Title: Messer Marco Polo
Author: Donn Byrne
Cover artist: jonas
Estimated value: $9-12
- Honestly I have no idea what's happening here, on any level.
- The palette, the art, the word "Messer" (!?), it's all so ... uncharacteristic of my smutty collection.
- It looks like he's holding an asp in the crook of his left arm.
- This book represents that stage in Penguin's American publishing when it's about to morph into Penguin-Signet and then, finally, Signet.
- "Punched cows." That's pretty hardboiled.
- If you google, in quotation marks, ["gang of howling literary brigands"], this book, and only this book, shows up. Joyce Kilmer wrote "Trees." Don Marquis is (by total coincidence) my newest literary crush—he wrote light verse in the voice of a cockroach named Archy (who used no capitals or punctuation because cockroaches can't possibly use the Shift key). His books of Archy verse were often illustrated by the legendary George Herriman (of "Krazy Kat" fame).
- Wait, "Messer Marco Polo brought him fame and fortune"? Can that be right?!
- Car crash. Dang.
Page 23~ (book's only 116 pages long!)
And suddenly there's a headsman in a red cloak and a red mask, and the axe swings and falls. The head pops off and the body falls limp.
Somehow the word "pops" sucks all the seriousness out of the situation.
~RP
[Follow Rex Parker on Twitter and Tumblr]
2 comments:
Hmmm.... is the whole book written in the passive voice?

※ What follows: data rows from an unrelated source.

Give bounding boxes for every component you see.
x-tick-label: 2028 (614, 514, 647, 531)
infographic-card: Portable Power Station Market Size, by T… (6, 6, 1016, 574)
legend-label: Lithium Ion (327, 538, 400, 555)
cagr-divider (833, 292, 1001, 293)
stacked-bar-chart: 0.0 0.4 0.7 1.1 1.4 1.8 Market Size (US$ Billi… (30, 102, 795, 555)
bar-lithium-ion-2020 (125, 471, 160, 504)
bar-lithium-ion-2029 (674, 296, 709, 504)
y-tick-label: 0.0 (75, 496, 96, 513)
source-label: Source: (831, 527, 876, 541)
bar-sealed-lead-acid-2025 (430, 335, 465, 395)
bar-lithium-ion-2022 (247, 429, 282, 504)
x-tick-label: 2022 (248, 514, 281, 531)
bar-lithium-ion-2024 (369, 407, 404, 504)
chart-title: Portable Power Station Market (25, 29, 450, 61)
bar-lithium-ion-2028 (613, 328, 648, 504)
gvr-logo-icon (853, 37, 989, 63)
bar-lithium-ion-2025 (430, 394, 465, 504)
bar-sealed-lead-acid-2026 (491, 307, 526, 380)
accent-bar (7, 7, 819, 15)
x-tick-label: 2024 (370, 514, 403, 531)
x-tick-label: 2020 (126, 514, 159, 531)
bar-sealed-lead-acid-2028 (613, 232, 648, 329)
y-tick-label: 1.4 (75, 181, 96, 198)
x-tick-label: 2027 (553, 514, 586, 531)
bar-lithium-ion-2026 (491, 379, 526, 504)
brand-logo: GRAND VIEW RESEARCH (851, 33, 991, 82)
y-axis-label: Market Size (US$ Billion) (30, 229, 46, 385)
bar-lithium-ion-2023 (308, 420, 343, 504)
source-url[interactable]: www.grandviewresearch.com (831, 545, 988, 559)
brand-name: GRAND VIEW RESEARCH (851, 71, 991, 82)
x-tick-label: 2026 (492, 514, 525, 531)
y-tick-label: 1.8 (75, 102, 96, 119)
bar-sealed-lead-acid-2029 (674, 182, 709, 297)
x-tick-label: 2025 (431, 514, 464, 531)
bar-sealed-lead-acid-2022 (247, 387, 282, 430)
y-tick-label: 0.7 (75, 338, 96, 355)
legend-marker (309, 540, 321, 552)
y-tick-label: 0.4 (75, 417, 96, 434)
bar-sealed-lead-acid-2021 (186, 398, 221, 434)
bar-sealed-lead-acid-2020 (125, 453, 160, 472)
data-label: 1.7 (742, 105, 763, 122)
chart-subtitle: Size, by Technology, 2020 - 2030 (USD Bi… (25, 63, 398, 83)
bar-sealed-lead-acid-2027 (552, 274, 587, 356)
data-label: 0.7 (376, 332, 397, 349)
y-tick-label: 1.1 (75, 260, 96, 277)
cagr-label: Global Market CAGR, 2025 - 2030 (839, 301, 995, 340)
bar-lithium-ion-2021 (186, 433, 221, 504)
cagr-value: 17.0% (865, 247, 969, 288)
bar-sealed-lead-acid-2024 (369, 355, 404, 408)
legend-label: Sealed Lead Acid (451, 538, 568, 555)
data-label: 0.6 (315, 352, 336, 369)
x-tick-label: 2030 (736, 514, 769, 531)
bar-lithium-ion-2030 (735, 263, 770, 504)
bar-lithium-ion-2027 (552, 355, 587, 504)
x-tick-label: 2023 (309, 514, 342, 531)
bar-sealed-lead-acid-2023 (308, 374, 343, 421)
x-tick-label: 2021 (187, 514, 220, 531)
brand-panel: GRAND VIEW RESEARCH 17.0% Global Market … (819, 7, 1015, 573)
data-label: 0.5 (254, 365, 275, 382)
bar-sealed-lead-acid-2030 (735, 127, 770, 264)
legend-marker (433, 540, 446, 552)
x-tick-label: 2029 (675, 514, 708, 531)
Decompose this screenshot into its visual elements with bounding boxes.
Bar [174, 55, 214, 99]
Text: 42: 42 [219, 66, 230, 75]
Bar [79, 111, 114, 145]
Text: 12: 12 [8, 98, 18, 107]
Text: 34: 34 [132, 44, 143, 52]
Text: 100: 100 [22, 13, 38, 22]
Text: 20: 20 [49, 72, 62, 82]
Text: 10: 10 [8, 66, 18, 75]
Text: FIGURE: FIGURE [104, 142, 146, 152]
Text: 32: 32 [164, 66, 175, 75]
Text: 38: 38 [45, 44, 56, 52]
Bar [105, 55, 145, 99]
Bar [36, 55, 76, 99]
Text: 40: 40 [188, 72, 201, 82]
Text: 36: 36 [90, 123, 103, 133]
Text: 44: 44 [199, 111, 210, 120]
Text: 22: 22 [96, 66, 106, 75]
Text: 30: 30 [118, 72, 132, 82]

Well, with the art style they're obviously going for some sort of vaguely Chinese thing, which might have also influenced the palette. But it is pretty weak overall.
Messer is just an Italian version/cognate of monsieur or mister.
I don't know how much of that bio you can really believe. Byrne apparently had a very casual relationship with the truth.